An additional well-supported placement we uncovered here relates to cycads and Ginkgo. Our coalescent and concatenation analyses of nuclear genes strongly support (100 BP and 93 BP, respectively) cycads (i.e., Cycas and Zamia) plus Ginkgo as sister to all remaining extant gymnosperms (Figure 2A and see red dots in Figure 1D for clades under consideration). The rival placement of Ginkgo alone as sister to conifers and gnetophytes (i.e., the “Gingko alone” hypothesis) is rejected for the concatenated nuclear gene matrix (p-value = 0.004, AU test). In addition, our coalescent analyses of plastid genes similarly support (71 BP) the monophyly of cycads plus Ginkgo (Figure 2B). The concatenation analyses of plastid genes, in contrast, weakly support (56 BP) the “Gingko alone” hypothesis.

Because sequences from both cycads and Ginkgo were not present in all 305 nuclear genes, we conducted an additional analysis using only those genes that included both cycads and Ginkgo (sequences from both cycads and Ginkgo were present in all 47 plastid genes; see Table 2). This allows us to test if the phylogenetic placement of Ginkgo inferred from nuclear genes is sensitive to missing data. Although the number of nuclear gene clusters declines to 69 when applying this taxon filter, the results are identical to those above: the coalescent and concatenation analyses strongly support (95 BP and 97 BP, respectively) cycads plus Ginkgo as sister to all remaining extant gymnosperms.

To further investigate if the placement of Ginkgo is sensitive to the number of sampled genes, we randomly subsampled the 305 nuclear genes in four different gene size categories (i.e., 25, 47, 100, or 200 genes; 10 replicates each). We similarly subsampled the 47 plastid genes (i.e., 25 genes with 10 replicates).

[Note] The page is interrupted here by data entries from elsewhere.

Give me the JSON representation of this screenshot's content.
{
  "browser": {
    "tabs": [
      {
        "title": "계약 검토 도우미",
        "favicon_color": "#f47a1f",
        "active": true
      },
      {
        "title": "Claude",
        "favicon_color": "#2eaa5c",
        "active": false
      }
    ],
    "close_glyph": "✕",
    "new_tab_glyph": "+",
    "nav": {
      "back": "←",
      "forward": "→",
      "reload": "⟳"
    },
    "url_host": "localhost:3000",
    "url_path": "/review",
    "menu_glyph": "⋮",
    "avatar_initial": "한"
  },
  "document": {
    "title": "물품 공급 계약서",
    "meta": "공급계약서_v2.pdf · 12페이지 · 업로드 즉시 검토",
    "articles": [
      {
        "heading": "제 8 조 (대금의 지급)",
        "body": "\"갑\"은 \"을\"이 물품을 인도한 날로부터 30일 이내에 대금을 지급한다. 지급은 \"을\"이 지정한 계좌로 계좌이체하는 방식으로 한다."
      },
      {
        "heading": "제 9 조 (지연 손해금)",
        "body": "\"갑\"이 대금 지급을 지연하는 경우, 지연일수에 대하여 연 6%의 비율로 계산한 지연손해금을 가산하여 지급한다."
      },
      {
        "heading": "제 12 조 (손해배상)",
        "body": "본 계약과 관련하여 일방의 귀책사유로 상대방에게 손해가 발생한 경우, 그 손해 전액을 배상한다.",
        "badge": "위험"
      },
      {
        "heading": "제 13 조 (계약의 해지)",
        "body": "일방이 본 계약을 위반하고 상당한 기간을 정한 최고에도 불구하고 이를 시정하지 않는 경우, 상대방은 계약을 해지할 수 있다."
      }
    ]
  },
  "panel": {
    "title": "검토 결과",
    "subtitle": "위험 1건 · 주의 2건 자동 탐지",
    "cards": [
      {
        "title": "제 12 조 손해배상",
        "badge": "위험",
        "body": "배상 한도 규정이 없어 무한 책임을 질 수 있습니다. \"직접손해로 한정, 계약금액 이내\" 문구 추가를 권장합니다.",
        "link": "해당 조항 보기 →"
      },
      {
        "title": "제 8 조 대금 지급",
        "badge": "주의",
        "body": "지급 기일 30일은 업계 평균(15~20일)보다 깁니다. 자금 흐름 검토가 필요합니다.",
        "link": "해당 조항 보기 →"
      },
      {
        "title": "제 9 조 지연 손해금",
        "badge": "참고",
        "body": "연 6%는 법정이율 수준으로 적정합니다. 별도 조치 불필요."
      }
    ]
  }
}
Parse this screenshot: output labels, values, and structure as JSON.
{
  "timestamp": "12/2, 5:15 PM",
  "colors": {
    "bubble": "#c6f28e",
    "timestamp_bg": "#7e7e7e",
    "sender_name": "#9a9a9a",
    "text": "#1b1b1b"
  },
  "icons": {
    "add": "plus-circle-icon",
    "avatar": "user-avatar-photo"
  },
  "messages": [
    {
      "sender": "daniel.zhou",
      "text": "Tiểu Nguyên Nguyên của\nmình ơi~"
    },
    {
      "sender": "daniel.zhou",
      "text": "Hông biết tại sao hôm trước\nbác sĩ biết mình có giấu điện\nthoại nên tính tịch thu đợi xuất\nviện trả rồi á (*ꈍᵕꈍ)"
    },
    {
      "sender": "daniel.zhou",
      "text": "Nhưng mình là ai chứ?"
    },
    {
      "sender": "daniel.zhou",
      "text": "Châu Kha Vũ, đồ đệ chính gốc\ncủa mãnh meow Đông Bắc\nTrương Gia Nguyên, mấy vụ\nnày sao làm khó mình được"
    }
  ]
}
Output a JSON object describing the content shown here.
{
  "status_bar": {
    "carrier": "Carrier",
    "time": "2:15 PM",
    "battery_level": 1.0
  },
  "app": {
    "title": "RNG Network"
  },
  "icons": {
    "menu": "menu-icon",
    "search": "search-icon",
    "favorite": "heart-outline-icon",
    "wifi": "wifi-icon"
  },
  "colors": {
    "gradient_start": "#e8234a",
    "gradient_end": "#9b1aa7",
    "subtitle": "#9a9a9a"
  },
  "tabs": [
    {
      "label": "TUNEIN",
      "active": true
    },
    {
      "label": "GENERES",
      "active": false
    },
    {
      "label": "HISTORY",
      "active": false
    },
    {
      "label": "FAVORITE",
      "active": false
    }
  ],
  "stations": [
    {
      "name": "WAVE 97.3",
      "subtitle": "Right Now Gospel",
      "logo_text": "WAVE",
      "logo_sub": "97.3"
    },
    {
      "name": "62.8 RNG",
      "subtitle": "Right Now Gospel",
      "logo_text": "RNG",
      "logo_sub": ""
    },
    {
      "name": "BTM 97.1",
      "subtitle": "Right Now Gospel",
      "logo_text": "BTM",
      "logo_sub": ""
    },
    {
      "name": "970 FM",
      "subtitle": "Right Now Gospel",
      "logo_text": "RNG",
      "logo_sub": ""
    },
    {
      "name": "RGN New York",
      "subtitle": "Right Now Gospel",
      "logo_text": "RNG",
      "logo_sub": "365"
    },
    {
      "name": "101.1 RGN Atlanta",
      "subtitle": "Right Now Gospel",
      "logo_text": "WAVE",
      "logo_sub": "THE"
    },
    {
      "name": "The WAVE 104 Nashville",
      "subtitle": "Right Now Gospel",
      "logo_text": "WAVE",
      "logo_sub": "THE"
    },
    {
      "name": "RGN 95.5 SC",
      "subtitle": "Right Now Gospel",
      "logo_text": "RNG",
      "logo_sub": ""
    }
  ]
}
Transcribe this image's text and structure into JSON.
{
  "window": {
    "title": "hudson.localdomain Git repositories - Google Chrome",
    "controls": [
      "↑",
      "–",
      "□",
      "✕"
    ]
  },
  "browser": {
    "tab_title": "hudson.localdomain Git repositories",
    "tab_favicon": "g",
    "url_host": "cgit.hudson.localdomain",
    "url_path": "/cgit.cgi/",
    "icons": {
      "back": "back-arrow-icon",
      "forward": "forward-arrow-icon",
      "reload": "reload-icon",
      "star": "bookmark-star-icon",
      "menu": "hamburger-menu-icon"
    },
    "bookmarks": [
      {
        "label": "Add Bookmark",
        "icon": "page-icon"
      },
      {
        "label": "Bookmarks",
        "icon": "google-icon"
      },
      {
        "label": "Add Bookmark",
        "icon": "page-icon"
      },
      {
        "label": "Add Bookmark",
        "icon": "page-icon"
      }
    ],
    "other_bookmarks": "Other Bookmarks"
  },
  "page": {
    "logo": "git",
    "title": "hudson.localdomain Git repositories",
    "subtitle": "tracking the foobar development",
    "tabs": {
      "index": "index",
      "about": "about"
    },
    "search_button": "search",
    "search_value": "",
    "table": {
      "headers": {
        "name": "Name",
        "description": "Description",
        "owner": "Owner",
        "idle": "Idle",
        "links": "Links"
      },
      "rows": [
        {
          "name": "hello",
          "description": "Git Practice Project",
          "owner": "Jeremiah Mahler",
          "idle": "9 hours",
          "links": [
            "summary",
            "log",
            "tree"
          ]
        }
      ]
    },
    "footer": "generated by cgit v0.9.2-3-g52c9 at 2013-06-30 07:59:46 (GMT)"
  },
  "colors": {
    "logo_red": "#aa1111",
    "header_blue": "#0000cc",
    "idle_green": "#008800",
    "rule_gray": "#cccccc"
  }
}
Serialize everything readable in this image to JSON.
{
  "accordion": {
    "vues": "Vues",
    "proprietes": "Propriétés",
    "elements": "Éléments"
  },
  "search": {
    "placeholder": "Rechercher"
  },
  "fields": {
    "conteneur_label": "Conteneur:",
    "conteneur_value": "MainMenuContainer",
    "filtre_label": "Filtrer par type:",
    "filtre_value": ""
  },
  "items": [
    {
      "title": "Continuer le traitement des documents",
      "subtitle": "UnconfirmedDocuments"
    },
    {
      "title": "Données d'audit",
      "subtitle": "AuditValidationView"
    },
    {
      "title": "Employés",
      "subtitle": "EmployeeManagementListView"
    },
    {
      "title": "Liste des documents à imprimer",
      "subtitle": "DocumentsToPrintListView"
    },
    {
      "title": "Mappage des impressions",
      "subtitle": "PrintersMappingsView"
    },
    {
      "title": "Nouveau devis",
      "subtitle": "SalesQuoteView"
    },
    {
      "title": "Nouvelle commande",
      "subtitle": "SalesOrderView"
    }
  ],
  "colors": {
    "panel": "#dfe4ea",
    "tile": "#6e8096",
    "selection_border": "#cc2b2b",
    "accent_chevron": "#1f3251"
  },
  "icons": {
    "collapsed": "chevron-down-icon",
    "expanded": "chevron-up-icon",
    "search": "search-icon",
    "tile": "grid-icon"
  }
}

Even as the sample size declines, the coalescent and concatenation analyses of nuclear genes strongly support (≥80 BP) cycads plus Ginkgo as sister to all remaining extant gymnosperms. Support for this relationship only dropped below 80 BP when the number of subsampled nuclear genes was 25 for the coalescent analyses (Figure 3A). For the 25 subsampled plastid genes, the coalescent analyses also support cycads plus Ginkgo with ≥80 BP. In contrast, concatenation analyses of 25 subsampled plastid genes support the “Gingko alone” hypothesis with ≥80 BP (Figure 3A). Thus, our results are robust to the number of genes sampled, including the discordant placements of Ginkgo between coalescent and concatenation analyses of plastid genes.

Figure 3
Summary of bootstrap percentages (BPs) from coalescent and concatenation analyses using different gene subsampling and rate partitions.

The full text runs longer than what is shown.